NEW YORK — The Dow Jones industrial average notched its third record high close in a row Wednesday, even as other indexes ended lower.
Trading was relatively subdued as investors reviewed the latest corporate earnings news. Utilities stocks were among the biggest decliners. Energy stocks rebounded as oil prices broke a five-day slide and climbed back above $50 a barrel.
Wall Street also kept an eye on Federal Reserve Chief Janet Yellen’s second appearance before Congress in two days. Her remarks didn’t generate any major market-moving news. A day earlier, Yellen suggested that the Fed is not in a hurry to raise interest rates.
The Dow ended up 15.38 to 18,224.57. The S&P 500 index slipped 1.62 to 2,113.86. The Nasdaq shed 1 to 4,967.14.
Hewlett-Packard and Boston Beer slumped early. Both reported disappointing quarterly results late Tuesday. Hewlett-Packard tumbled 9.9 percent, while the brewer of Samuel Adams beer sank 10.3 percent.
NEW YORK — Lowe’s fourth-quarter profit climbed as an improving economy gave homeowners more confidence to take on home projects.
For the three months ended Jan. 30, Lowe’s posted earnings of $450 million. A year earlier it earned $306 million.
Revenue for the North Carolina company rose to $12.54 billion from $11.66 billion.
On Tuesday rival Home Depot reported better-than-expected fourth-quarter results on strong holiday sales.
NEW YORK — Target delivered a cautious profit outlook for the first quarter and reported a loss in its fourth quarter, dragged down by costs to end its money-losing foray in Canada. But the retailer recorded stronger-than-expected sales during the holidays.
The results show how Target is successfully moving past a big data breach disclosed a week before Christmas 2013 that compromised millions of credit and debit cards. That caused shoppers to flee for months and hurt profits.
NEW YORK — Motorola is updating its low-cost smartphone, the Moto E, as it targets first-time smartphone buyers worldwide.
Among the improvements over last year’s model: The camera now has auto-focusing, whereas the older model had a fixed-focus lens. The new Moto E will also have a front-facing camera for selfies, though images won’t be as sharp as the 5 megapixels on the rear. There’s also a model with 4G cellular connectivity. Last year’s model was available only for 3G.
In the U.S., Motorola will target prepaid customers, as well as those looking to buy children their first smartphones. The 4G model will cost $150, while the 3G will go for $120, both without contract requirements. .

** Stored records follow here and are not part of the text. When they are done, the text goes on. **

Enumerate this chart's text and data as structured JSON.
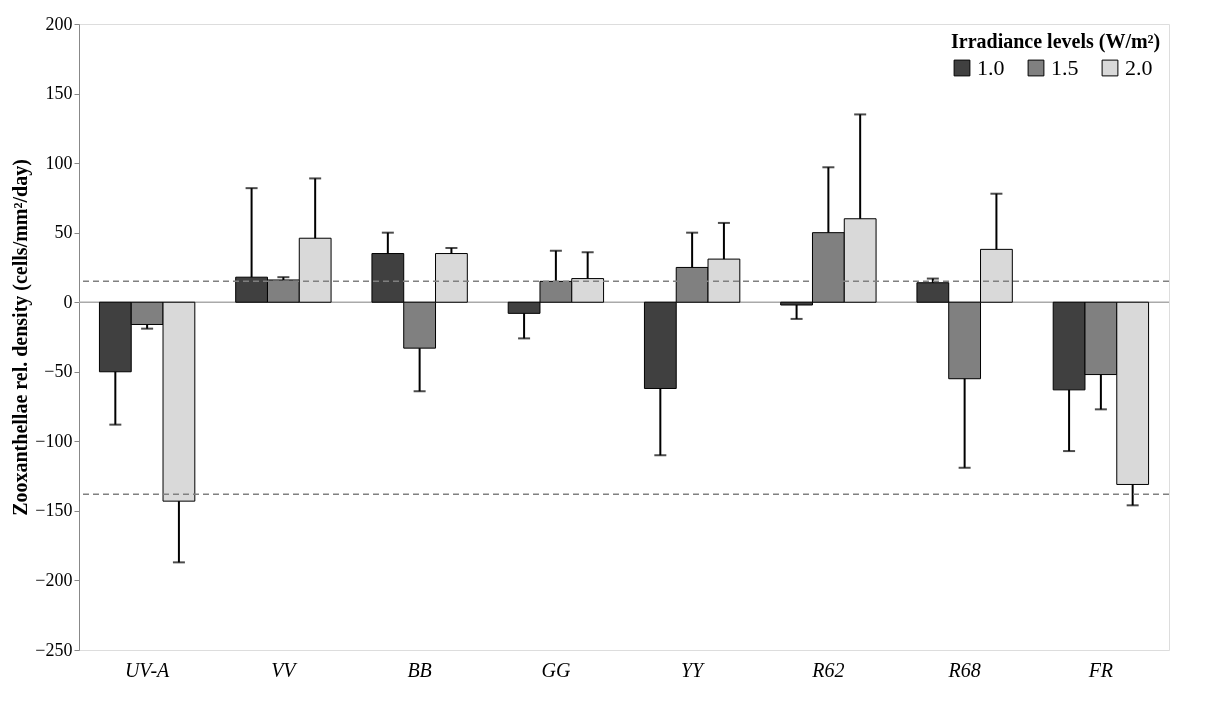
{
  "chart_data": {
    "type": "bar",
    "ylabel": "Zooxanthellae rel. density (cells/mm²/day)",
    "legend_title": "Irradiance levels (W/m²)",
    "categories": [
      "UV-A",
      "VV",
      "BB",
      "GG",
      "YY",
      "R62",
      "R68",
      "FR"
    ],
    "series": [
      {
        "name": "1.0",
        "color": "#404040",
        "values": [
          -50,
          18,
          35,
          -8,
          -62,
          -2,
          14,
          -63
        ],
        "errors": [
          [
            -88,
            -50
          ],
          [
            18,
            82
          ],
          [
            35,
            50
          ],
          [
            -26,
            -8
          ],
          [
            -110,
            -62
          ],
          [
            -12,
            -2
          ],
          [
            14,
            17
          ],
          [
            -107,
            -63
          ]
        ]
      },
      {
        "name": "1.5",
        "color": "#808080",
        "values": [
          -16,
          16,
          -33,
          15,
          25,
          50,
          -55,
          -52
        ],
        "errors": [
          [
            -19,
            -16
          ],
          [
            16,
            18
          ],
          [
            -64,
            -33
          ],
          [
            15,
            37
          ],
          [
            25,
            50
          ],
          [
            50,
            97
          ],
          [
            -119,
            -55
          ],
          [
            -77,
            -52
          ]
        ]
      },
      {
        "name": "2.0",
        "color": "#d9d9d9",
        "values": [
          -143,
          46,
          35,
          17,
          31,
          60,
          38,
          -131
        ],
        "errors": [
          [
            -187,
            -143
          ],
          [
            46,
            89
          ],
          [
            35,
            39
          ],
          [
            17,
            36
          ],
          [
            31,
            57
          ],
          [
            60,
            135
          ],
          [
            38,
            78
          ],
          [
            -146,
            -131
          ]
        ]
      }
    ],
    "ylim": [
      -250,
      200
    ],
    "yticks": [
      -250,
      -200,
      -150,
      -100,
      -50,
      0,
      50,
      100,
      150,
      200
    ],
    "ref_lines": [
      {
        "axis": "y",
        "value": 15,
        "color": "#808080",
        "line_style": "dashed"
      },
      {
        "axis": "y",
        "value": -138,
        "color": "#808080",
        "line_style": "dashed"
      }
    ],
    "legend": "top right"
  }
}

NEW YORK — MetLife’s home lending unit will pay $123.5 million to end an investigation into allegations it gave government-backed mortgages to people who didn’t meet federal requirements.
The Justice Department said Wednesday that MetLife knew the business was issuing hundreds of loans that didn’t meet federal requirements, which means they were not eligible for insurance by the Federal Housing Authority. But MetLife granted the mortgages anyway, and the agency says the FHA and taxpayers were stuck with the bill when defaults followed.
NEW YORK — Uber is partnering with hotel chain Starwood to give riders a bit more incentive to choose the ride-hailing service over a taxi.
Uber passengers can now earn one Starwood rewards point for each dollar they spend on a ride in a car found through the San Francisco-based company’s mobile app. Guests spending the night at one of Starwood’s 1,200 hotels will earn two to four points per dollar spent, depending on their level of status with Connecticut-based Starwood. Points can’t be earned until the Uber passenger spends at least one night during the calendar year at a Starwood hotel.
This is the first global deal where ground transportation passengers can earn hotel points for trips.
The hotel company, known for its Sheraton, Westin and W brands, already has similar partnerships with Delta Air Lines and Emirate Airline.